L’apertura, il 4 ottobre, è nel nome di Paolo Poli: Sempre fiori mai un fioraio e l’omaggio di Pino Strabioli alla
leggerezza profonda, all’irriverente ironia e alla smisurata cultura di un
genio; dal 7 al 10 Volare, tributo a
Modugno del poliedrico Gennaro Cannavacciuolo che riapproda a Firenze al grido
di «vaccinatevi e teatratevi» rivolto agli spettatori più pigri; dal 15 al 17
ottobre Paolo Graziosi torna nel teatro che lo ha visto protagonista di tanti spettacoli
con Primo amore di Samuel Beckett e
il recital Fa male il teatro – ma non le
seppie coi piselli, un percorso da Cechov a Campanile (15-17 ottobre). La
malattia dell’amore e l’impossibile immunità dalle sofferenze del cuore è il
tema di Promenade de Santé di Nicolas
Bedos, dal 18 al 21 ottobre, in scena Filippo Timi e Lucia Mascino, regia di
Giuseppe Piccioni; dal 5 all’8 Spiro Scimone e Francesco Sframeli (che
debuttarono nel 1994 all’ex Teatro del Cocomero nel 1994 con il memorabile Nunzio)

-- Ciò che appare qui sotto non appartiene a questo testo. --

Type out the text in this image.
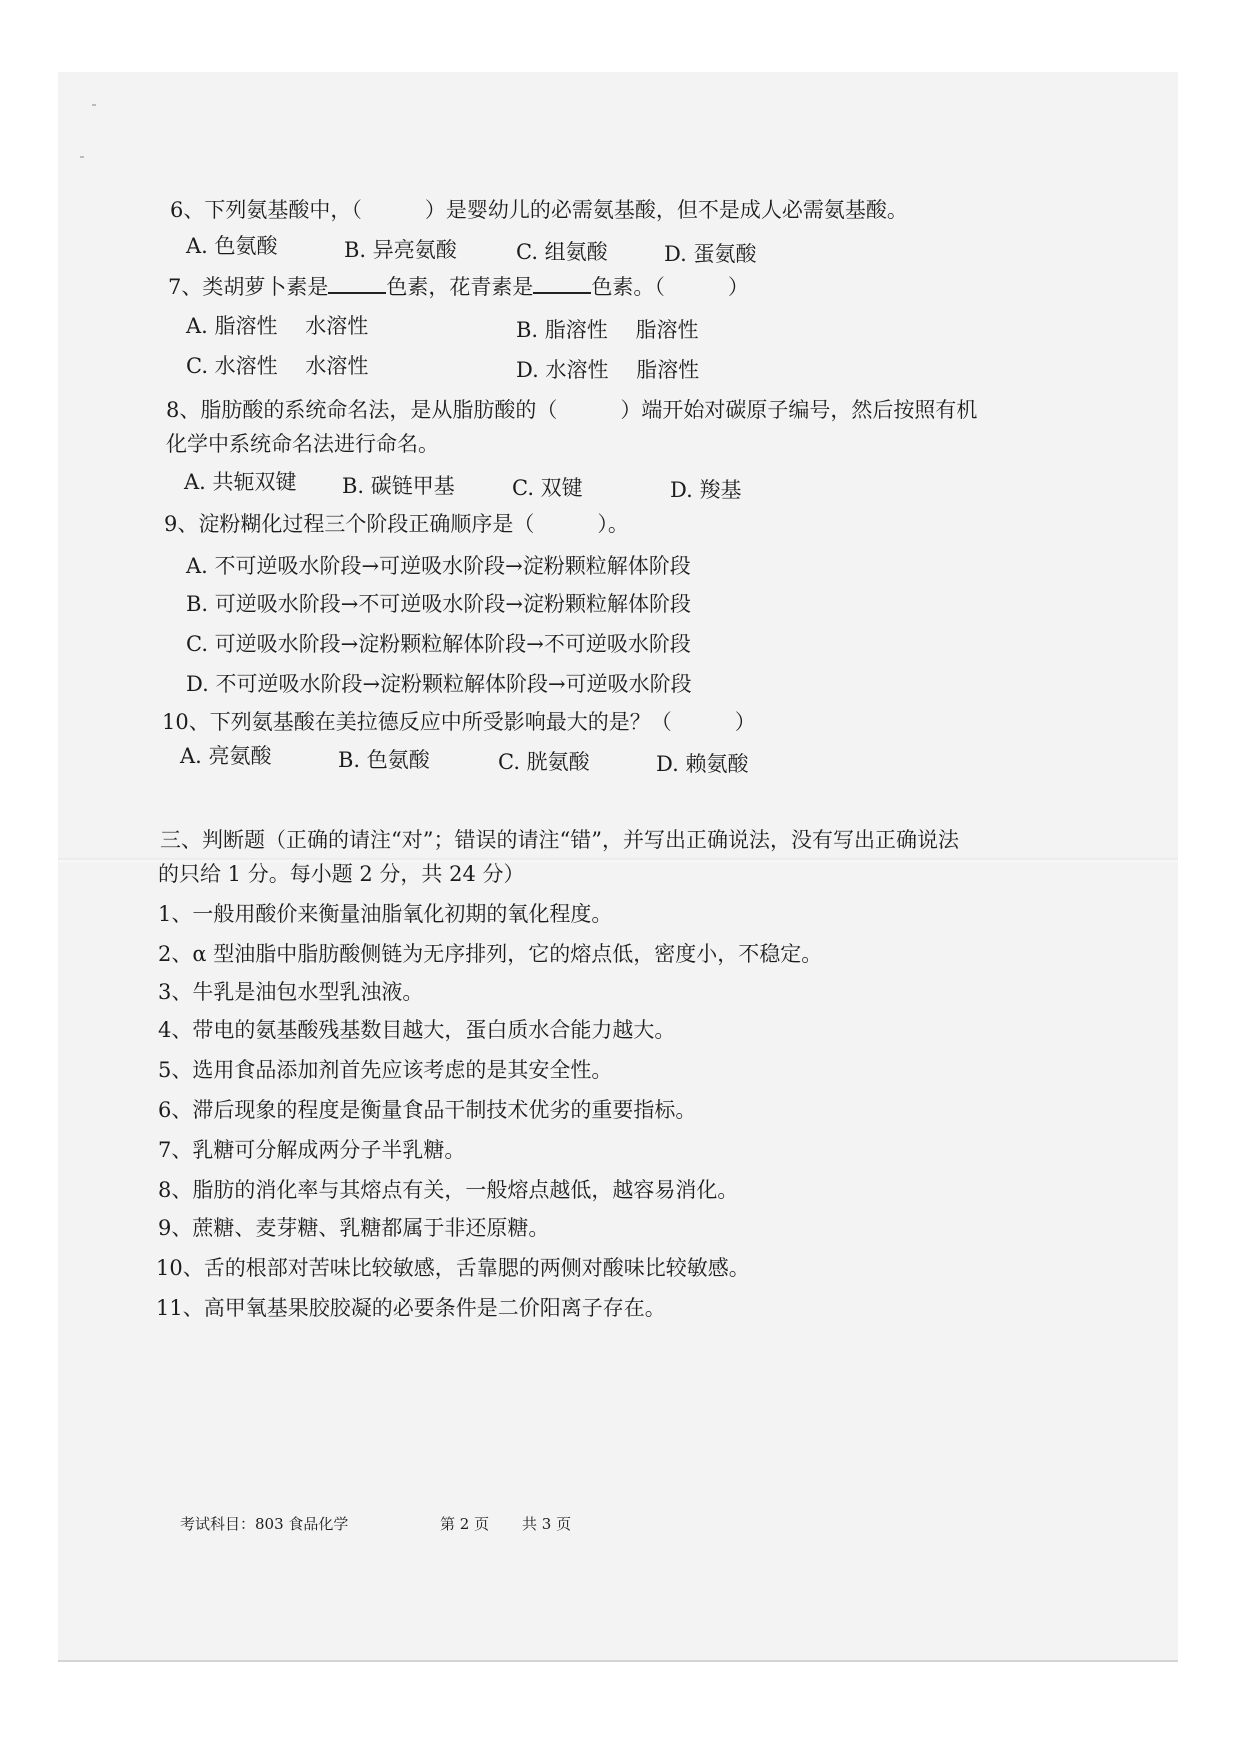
6、下列氨基酸中，（　　　）是婴幼儿的必需氨基酸，但不是成人必需氨基酸。
A. 色氨酸	B. 异亮氨酸	C. 组氨酸	D. 蛋氨酸
7、类胡萝卜素是	色素，花青素是	色素。（　　　）
A. 脂溶性　 水溶性	B. 脂溶性　 脂溶性
C. 水溶性　 水溶性	D. 水溶性　 脂溶性
8、脂肪酸的系统命名法，是从脂肪酸的（　　　）端开始对碳原子编号，然后按照有机
化学中系统命名法进行命名。
A. 共轭双键 B. 碳链甲基	C. 双键	D. 羧基
9、淀粉糊化过程三个阶段正确顺序是（　　　）。
A. 不可逆吸水阶段→可逆吸水阶段→淀粉颗粒解体阶段
B. 可逆吸水阶段→不可逆吸水阶段→淀粉颗粒解体阶段
C. 可逆吸水阶段→淀粉颗粒解体阶段→不可逆吸水阶段
D. 不可逆吸水阶段→淀粉颗粒解体阶段→可逆吸水阶段
10、下列氨基酸在美拉德反应中所受影响最大的是？（　　　）
A. 亮氨酸	B. 色氨酸	C. 胱氨酸	D. 赖氨酸
三、判断题（正确的请注“对”；错误的请注“错”，并写出正确说法，没有写出正确说法
的只给 1 分。每小题 2 分，共 24 分）
1、一般用酸价来衡量油脂氧化初期的氧化程度。
2、α 型油脂中脂肪酸侧链为无序排列，它的熔点低，密度小，不稳定。
3、牛乳是油包水型乳浊液。
4、带电的氨基酸残基数目越大，蛋白质水合能力越大。
5、选用食品添加剂首先应该考虑的是其安全性。
6、滞后现象的程度是衡量食品干制技术优劣的重要指标。
7、乳糖可分解成两分子半乳糖。
8、脂肪的消化率与其熔点有关，一般熔点越低，越容易消化。
9、蔗糖、麦芽糖、乳糖都属于非还原糖。
10、舌的根部对苦味比较敏感，舌靠腮的两侧对酸味比较敏感。
11、高甲氧基果胶胶凝的必要条件是二价阳离子存在。
考试科目：803 食品化学	第 2 页 共 3 页
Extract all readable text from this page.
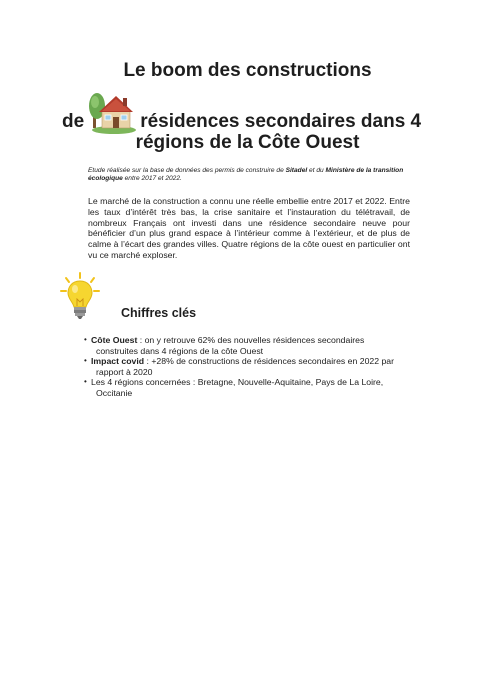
Le boom des constructions
de	résidences secondaires dans 4
régions de la Côte Ouest
Etude réalisée sur la base de données des permis de construire de Sitadel et du Ministère de la transition écologique entre 2017 et 2022.
Le marché de la construction a connu une réelle embellie entre 2017 et 2022. Entre les taux d’intérêt très bas, la crise sanitaire et l’instauration du télétravail, de nombreux Français ont investi dans une résidence secondaire neuve pour bénéficier d’un plus grand espace à l’intérieur comme à l’extérieur, et de plus de calme à l’écart des grandes villes. Quatre régions de la côte ouest en particulier ont vu ce marché exploser.
Chiffres clés
• Côte Ouest : on y retrouve 62% des nouvelles résidences secondaires
construites dans 4 régions de la côte Ouest
• Impact covid : +28% de constructions de résidences secondaires en 2022 par
rapport à 2020
• Les 4 régions concernées : Bretagne, Nouvelle-Aquitaine, Pays de La Loire,
Occitanie
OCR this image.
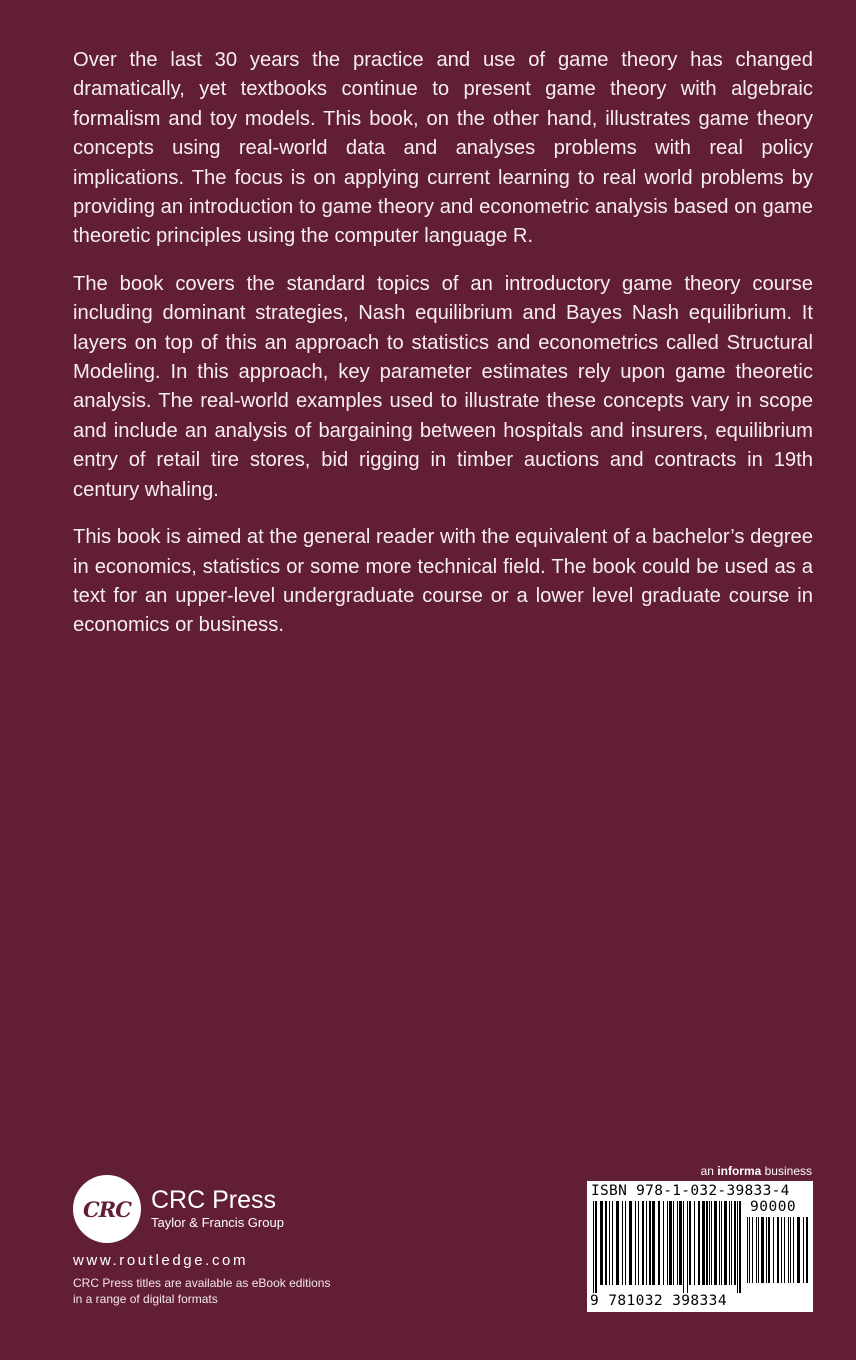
Over the last 30 years the practice and use of game theory has changed dramatically, yet textbooks continue to present game theory with algebraic formalism and toy models. This book, on the other hand, illustrates game theory concepts using real-world data and analyses problems with real policy implications. The focus is on applying current learning to real world problems by providing an introduction to game theory and econometric analysis based on game theoretic principles using the computer language R.

The book covers the standard topics of an introductory game theory course including dominant strategies, Nash equilibrium and Bayes Nash equilibrium. It layers on top of this an approach to statistics and econometrics called Structural Modeling. In this approach, key parameter estimates rely upon game theoretic analysis. The real-world examples used to illustrate these concepts vary in scope and include an analysis of bargaining between hospitals and insurers, equilibrium entry of retail tire stores, bid rigging in timber auctions and contracts in 19th century whaling.

This book is aimed at the general reader with the equivalent of a bachelor’s degree in economics, statistics or some more technical field. The book could be used as a text for an upper-level undergraduate course or a lower level graduate course in economics or business.

CRC CRC Press
Taylor & Francis Group
www.routledge.com
CRC Press titles are available as eBook editions
in a range of digital formats
an informa business
ISBN 978-1-032-39833-4
90000
9 781032 398334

sono autori, registi e interpreti di Amore,
indagine teatrale sulle relazioni sentimentali tra verità quotidiane e dialoghi
surreali. Dal 12 al 16 novembre la prima nazionale di Morirò in piedi dal libro-intervista di Riccardo Nencini, ritratto
intimo oltre le ideologie degli ultimi giorni di vita di Oriana Fallaci, la
regia è di Roberto Petrocchi, in scena Giulia Weber e Fulvio Cauteruccio. Dal
18 al 20 novembre La lettera di e con
Paolo Nani che, come Queneau in Esercizi
di stile, racconta la stessa storia in 15 modi diversi. Ettore Bassi è il
mitico professor Keating nell’Attimo
Fuggente di Tom Schulman dal 25 al 28 novembre, regia di Marco Iacomelli;
dal 2 al 5 dicembre l’attesissimo “ritorno a casa” di Carlo Cecchi con un
dittico dedicato a Eduardo: Dolore sotto
chiave e Sik Sik l’artefice magico,
riflessione sul teatro come metafora della vita. Due gli spettacoli che vedono
Giancarlo Cauteruccio (regista e interprete) di nuovo su un palcoscenico fiorentino
dopo il polemico addio alla città adottiva che lo ha visto nascere e crescere
come artista: L’ultimo nastro di Krapp
di Beckett (2-5 dicembre) e il suo testo Fame,
mi fa fame (10-12 dicembre). Chiusura con Il diavolo e il presepe di e con Sergio Basile, regia di Andrea di
Bari (17-19 dicembre) ovvero la festa delle feste raccontata da un diavolo.